The way he said it shook her to the marrow. She had to look away. Curly tendrils of her hair had escaped from her ponytail, glowing brightly against the cream of her skin. “You sound as though you care.” She couldn’t help the revealing tinge of sadness in her voice.
“Of course I do,” he answered, almost roughly.
“Good!” she retorted, suddenly very tense. In fact she was starting to feel light-headed. “At least you know with me you can’t have it all your own way.”
“You think I do?” He leaned forward to caress the bay’s neck.
“You’re quite daunting in a way, you know.”
“Leo, that’s absolute nonsense,” he said crisply.
Her breath fluttered. “No.” She could feel the heat in her cheeks. She even felt like bursting into tears, he moved her so unbearably. That alone gave him a power she could never match.
“Then tell me,” he demanded. “In what way?”
“In every way!” she said a little wildly. “Don’t let it bother you. You can’t help being like that.” Despite the lovely cool of the creek, she could feel trickles of sweat run between her breasts. She had to stop this conversation before her emotions got right out of hand. That would be a very serious mistake.
“Maybe it’s proved a pretty effective defence,” he suggested, as though he had discovered the answer. His handsome, dynamic face was caught in a shaft of sunlight. She realised he looked unexpectedly serious, faintly troubled.
“Against what?” Horribly, her voice wobbled.
He turned a concentrated gaze to her. “Do you remember when you were a little kid you used to pester me with questions?”
“The miracle is you used to answer me.” Despite herself, she gave him her lovely smile, her green eyes changing from stormy to dancing.
“You had such an insatiable curiosity about everything. You read so widely, even as a child.”
“That may have been because I was so lonely after my mother died. You know, sometimes when I’m walking about the lake, I hear her calling to me,” she confided with a poignant little air.
That didn’t surprise him. Many times he had fancied he had seen his own mother near the little stone temple that stood beside a secluded part of the lake. “We never lose the images of those we love,” he murmured gently, wanting only to comfort her.
“She was a beautiful woman, Aunt Alexa. She was so kind to me.” She sighed deeply, in many ways still the child denied her beloved mother. “After my mother died—the way she was killed—I thought I’d never get on my pony again. You were the one who helped me through that. Not my father. He was too dazed. He went off to some distant planet. It was you who convinced me it was what my mother would have wanted. She loved horses. She adored riding. You made me understand that although peril can be anywhere, we have to go on with our lives; we have to hold our simple pleasures close.”
“Then I was good for something,” he said, a faint twist to his sculpted mouth.

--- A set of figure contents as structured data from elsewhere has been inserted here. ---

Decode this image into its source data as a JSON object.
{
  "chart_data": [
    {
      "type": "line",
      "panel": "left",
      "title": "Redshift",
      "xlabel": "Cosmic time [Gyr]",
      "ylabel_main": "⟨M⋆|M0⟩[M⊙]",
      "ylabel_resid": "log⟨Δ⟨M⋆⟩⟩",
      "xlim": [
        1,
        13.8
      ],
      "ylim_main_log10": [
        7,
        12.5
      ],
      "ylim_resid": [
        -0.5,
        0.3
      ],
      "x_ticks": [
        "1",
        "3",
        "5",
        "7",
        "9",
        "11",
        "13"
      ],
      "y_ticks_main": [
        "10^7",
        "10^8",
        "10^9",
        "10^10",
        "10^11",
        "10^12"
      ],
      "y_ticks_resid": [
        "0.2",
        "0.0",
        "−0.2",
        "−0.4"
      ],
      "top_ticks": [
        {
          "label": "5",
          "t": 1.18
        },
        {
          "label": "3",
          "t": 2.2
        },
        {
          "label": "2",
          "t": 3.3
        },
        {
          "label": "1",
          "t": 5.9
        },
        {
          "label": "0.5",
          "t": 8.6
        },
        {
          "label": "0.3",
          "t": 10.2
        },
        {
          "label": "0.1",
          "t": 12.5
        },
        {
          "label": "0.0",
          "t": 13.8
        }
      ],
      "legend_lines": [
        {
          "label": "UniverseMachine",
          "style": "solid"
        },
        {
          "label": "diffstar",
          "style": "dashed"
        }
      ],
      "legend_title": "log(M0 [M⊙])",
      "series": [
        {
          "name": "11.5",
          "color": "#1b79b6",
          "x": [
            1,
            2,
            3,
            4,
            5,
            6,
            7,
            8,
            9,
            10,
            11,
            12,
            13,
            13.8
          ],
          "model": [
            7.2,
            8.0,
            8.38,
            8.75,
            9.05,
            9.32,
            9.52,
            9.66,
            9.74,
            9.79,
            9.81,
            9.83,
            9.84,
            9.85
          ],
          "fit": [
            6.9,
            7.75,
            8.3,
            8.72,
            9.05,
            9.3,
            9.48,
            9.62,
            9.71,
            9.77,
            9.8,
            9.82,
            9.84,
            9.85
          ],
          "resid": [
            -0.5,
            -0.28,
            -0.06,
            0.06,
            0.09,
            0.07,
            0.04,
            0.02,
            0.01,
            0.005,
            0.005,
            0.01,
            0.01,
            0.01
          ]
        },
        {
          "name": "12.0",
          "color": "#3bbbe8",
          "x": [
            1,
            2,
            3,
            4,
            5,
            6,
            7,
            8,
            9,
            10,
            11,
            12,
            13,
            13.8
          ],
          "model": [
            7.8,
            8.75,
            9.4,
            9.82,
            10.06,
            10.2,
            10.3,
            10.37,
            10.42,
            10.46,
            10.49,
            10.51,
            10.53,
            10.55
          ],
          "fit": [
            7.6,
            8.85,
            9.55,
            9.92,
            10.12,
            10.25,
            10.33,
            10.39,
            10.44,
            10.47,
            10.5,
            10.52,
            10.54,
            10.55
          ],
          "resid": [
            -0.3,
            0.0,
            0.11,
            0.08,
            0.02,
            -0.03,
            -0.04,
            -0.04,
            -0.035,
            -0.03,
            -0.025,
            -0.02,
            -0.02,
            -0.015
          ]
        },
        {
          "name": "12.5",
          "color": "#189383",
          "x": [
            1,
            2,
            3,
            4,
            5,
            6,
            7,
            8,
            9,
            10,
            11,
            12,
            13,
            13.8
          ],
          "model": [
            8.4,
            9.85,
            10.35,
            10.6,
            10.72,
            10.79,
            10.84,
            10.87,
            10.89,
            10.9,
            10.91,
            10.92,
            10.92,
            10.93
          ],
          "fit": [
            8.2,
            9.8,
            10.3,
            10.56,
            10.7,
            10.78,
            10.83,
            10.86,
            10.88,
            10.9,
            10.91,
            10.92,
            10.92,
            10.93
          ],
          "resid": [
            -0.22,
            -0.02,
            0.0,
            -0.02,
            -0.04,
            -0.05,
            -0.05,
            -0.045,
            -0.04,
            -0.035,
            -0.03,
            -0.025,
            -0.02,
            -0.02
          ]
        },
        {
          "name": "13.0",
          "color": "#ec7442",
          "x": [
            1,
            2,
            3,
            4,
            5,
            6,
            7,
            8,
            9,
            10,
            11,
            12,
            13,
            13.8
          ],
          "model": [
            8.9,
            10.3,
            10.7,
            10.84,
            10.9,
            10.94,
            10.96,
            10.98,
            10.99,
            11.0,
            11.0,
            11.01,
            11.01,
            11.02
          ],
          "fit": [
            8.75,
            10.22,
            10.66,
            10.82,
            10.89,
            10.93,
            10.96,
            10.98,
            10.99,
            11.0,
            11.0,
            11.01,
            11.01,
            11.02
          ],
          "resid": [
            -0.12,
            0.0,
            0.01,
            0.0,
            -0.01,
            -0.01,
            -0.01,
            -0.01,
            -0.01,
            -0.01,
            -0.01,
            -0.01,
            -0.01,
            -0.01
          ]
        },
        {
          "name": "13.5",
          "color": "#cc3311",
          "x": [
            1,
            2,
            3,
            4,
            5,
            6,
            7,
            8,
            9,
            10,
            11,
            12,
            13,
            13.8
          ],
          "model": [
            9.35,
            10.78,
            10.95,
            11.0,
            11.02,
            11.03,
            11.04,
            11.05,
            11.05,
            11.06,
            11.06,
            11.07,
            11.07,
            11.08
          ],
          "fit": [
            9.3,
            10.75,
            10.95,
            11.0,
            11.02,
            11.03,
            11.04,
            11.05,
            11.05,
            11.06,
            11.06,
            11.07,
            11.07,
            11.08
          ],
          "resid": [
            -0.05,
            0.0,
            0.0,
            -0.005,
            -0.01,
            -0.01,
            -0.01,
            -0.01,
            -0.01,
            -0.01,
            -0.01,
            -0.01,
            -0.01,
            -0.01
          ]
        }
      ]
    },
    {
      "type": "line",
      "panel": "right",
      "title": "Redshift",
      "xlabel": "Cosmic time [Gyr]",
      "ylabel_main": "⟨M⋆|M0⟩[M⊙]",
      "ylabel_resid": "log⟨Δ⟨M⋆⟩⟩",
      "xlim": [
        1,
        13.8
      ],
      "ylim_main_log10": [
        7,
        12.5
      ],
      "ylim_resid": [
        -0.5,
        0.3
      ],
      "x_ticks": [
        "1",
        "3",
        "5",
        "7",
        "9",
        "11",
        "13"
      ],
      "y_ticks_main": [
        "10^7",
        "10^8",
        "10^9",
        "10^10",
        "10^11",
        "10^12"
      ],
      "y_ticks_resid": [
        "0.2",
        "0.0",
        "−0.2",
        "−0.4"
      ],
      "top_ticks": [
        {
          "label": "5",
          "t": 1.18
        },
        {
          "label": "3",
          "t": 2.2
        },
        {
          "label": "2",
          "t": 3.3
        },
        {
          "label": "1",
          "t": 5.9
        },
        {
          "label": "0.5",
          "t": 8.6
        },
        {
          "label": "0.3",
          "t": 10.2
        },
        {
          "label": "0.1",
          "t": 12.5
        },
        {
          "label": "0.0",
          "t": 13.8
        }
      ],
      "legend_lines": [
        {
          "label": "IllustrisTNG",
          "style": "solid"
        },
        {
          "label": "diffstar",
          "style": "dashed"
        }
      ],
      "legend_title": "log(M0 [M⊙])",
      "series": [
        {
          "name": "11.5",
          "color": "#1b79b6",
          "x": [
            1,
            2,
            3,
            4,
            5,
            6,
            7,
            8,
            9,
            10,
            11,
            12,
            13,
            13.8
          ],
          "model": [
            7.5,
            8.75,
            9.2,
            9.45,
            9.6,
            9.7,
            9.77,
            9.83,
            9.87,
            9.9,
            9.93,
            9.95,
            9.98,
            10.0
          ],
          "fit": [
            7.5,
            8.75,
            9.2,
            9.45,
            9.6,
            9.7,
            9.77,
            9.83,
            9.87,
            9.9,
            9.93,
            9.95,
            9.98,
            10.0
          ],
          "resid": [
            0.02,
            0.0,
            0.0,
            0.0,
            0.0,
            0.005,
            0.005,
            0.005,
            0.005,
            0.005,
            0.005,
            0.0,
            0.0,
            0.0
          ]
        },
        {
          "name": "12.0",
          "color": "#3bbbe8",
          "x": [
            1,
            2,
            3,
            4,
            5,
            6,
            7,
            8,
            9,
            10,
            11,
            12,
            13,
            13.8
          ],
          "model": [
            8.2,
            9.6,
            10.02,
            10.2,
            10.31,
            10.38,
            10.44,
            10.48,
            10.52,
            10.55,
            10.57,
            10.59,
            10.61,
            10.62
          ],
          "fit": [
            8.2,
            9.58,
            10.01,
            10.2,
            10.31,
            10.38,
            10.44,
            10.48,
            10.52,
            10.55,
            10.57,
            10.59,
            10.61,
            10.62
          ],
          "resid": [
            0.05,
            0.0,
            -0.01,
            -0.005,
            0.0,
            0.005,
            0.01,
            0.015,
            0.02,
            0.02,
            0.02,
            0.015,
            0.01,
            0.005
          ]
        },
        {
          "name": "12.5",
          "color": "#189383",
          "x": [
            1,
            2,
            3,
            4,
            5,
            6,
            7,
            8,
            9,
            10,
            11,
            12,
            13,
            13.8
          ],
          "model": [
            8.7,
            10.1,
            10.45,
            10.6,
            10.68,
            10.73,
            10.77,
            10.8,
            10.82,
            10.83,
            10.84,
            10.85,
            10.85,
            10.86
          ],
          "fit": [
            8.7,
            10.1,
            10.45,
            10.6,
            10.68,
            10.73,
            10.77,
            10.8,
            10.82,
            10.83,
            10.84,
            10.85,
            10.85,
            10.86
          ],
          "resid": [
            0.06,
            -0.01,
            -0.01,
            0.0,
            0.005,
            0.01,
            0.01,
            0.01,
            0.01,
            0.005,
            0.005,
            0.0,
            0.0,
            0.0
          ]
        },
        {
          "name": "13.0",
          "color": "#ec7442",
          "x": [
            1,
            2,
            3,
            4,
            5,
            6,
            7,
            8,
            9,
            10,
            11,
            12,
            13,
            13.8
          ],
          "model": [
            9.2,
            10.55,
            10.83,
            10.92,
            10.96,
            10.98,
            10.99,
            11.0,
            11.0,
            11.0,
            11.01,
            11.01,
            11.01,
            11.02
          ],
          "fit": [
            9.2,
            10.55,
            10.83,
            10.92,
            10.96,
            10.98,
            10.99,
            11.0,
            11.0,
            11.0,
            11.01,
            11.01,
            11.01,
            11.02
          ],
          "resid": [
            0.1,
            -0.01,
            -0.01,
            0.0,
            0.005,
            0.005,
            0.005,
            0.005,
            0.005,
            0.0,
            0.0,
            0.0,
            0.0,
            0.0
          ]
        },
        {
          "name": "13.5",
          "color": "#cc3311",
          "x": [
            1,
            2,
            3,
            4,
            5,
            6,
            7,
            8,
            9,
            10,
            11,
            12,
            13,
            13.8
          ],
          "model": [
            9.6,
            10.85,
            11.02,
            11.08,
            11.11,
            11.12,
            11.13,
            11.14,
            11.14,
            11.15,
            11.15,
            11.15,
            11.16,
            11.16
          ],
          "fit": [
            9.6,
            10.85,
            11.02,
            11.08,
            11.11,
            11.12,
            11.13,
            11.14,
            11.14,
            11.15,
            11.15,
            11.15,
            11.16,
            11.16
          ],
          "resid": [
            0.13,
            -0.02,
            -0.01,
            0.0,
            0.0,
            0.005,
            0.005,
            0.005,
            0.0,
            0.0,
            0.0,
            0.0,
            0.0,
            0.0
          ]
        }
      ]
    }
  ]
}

“You were. You are,” she said, unbearably conscious of his closeness and the fact that they were alone together. But did it really have to put her in such a frenzy? Why, for the love of God, couldn’t she relax? Was it because she knew Boyd, heir to the Blanchard fortune, would always be denied her? Maybe she had to accept, once and for all, that he was much too much for her.
The silence between them had taken on a deeply intimate turn whether she wanted it or not. She had the strongest notion that the nerve fibres in their bodies were reaching out to draw them together. When all was said and done, he knew her better than anyone. Her eyes smarted with tears.